Here’s some things that you can do:
- Encourage interaction with blog comments by asking for them at the bottom of each post. Have you noticed how I always do this (see below)? It gives you feedback on what people like and don’t like plus it creates a situation where readers can talk amongst themselves boosting the sense of community.
- Create a Facebook Group. I did this for a product I released a while back. Get your visitors/subscribers/customers engaged in a community
- Run a survey. Here are the results of one of mine and how you can set one up yourself for free.

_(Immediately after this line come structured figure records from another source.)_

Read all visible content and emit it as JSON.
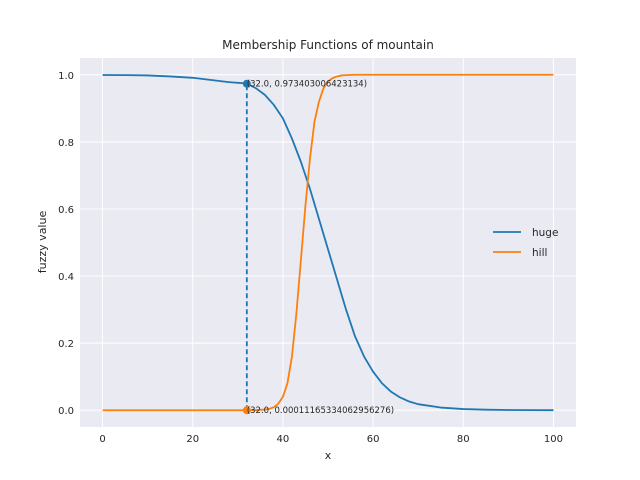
{
  "chart_data": {
    "type": "line",
    "title": "Membership Functions of mountain",
    "xlabel": "x",
    "ylabel": "fuzzy value",
    "xlim": [
      -5,
      105
    ],
    "ylim": [
      -0.05,
      1.05
    ],
    "xticks": [
      0,
      20,
      40,
      60,
      80,
      100
    ],
    "yticks": [
      0.0,
      0.2,
      0.4,
      0.6,
      0.8,
      1.0
    ],
    "xtick_labels": [
      "0",
      "20",
      "40",
      "60",
      "80",
      "100"
    ],
    "ytick_labels": [
      "0.0",
      "0.2",
      "0.4",
      "0.6",
      "0.8",
      "1.0"
    ],
    "grid": true,
    "legend_position": "center-right",
    "series": [
      {
        "name": "huge",
        "color": "#1f77b4",
        "x": [
          0,
          5,
          10,
          15,
          20,
          25,
          28,
          30,
          32,
          34,
          36,
          38,
          40,
          42,
          44,
          46,
          48,
          50,
          52,
          54,
          56,
          58,
          60,
          62,
          64,
          66,
          68,
          70,
          75,
          80,
          85,
          90,
          95,
          100
        ],
        "y": [
          0.9993,
          0.999,
          0.998,
          0.995,
          0.991,
          0.983,
          0.978,
          0.976,
          0.974,
          0.96,
          0.94,
          0.91,
          0.87,
          0.81,
          0.74,
          0.66,
          0.57,
          0.48,
          0.39,
          0.3,
          0.22,
          0.16,
          0.115,
          0.08,
          0.055,
          0.038,
          0.026,
          0.018,
          0.008,
          0.0035,
          0.0016,
          0.0007,
          0.0003,
          0.0001
        ]
      },
      {
        "name": "hill",
        "color": "#ff7f0e",
        "x": [
          0,
          10,
          20,
          30,
          32,
          34,
          36,
          37,
          38,
          39,
          40,
          41,
          42,
          43,
          44,
          45,
          46,
          47,
          48,
          49,
          50,
          51,
          52,
          53,
          54,
          56,
          60,
          70,
          80,
          90,
          100
        ],
        "y": [
          0.0,
          0.0,
          0.0,
          0.0,
          0.0001,
          0.0005,
          0.002,
          0.004,
          0.009,
          0.02,
          0.04,
          0.08,
          0.16,
          0.29,
          0.45,
          0.61,
          0.75,
          0.86,
          0.92,
          0.96,
          0.98,
          0.99,
          0.995,
          0.998,
          0.999,
          1.0,
          1.0,
          1.0,
          1.0,
          1.0,
          1.0
        ]
      }
    ],
    "vline": {
      "x": 32.0,
      "y0": 0.00011165334062956276,
      "y1": 0.973403006423134,
      "color": "#1f77b4",
      "style": "dashed"
    },
    "points": [
      {
        "x": 32.0,
        "y": 0.973403006423134,
        "color": "#1f77b4",
        "label": "(32.0, 0.973403006423134)"
      },
      {
        "x": 32.0,
        "y": 0.00011165334062956276,
        "color": "#ff7f0e",
        "label": "(32.0, 0.00011165334062956276)"
      }
    ]
  }
}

- Ask existing customers for product enhancement suggestions. I did this recently with SpyBar and received over 350 suggestions on how the product could be improved! I simply spent 2 hours compiling these, sent them to my developer and then issued a free upgrade. Again, people feel more engaged because they are involved in creating the product they are using.
Keeping these ideas in mind can really separate you from the faceless companies and gurus in your marketplace. Plus it makes your life easier as you know exactly what free content and products to serve up to your audience.
A no brainer? What other ideas do you have for creating a tribe? Have any blasts of nostalgia given you similar thoughts? Would love to hear what you think below and please LIKE/TWEET if you enjoyed this. Cheers, Rob 🙂
Excellent stuff – I must check this out myself as I was a huge fan of Elite! I think I played it on the C64! – Blimey, they were the glory years.
On a more serious note though (duh!) it does sound like a nice prospect. All the big shots do it dont they? By sort of creating a stir way ahead of their intended launch date for their product – its keeps people interested like you say.
Excellent idea, and great post. Now. Im off up the loft to dig out my old Commodore 64!
Yes, I think Kickstarter and similar sites are really taking off now. Some of the money that has been raised is quite amazing. Especially when you consider the banks are lending next to nothing!
Thanks for your thoughts on this 🙂
I contributed to one of these recently as well. It was for a book to be written about the old Fighting Fantasy game books which I loved as a kid. I’ve received loss of project updates and info from the author on other projects he has going and other things to go and look at. He has effectively created a bit of a marketing list and we are his audience.
Thanks for your comment – it’s quite a good site isn’t it? And amazing how the projects pull you in once you pledge!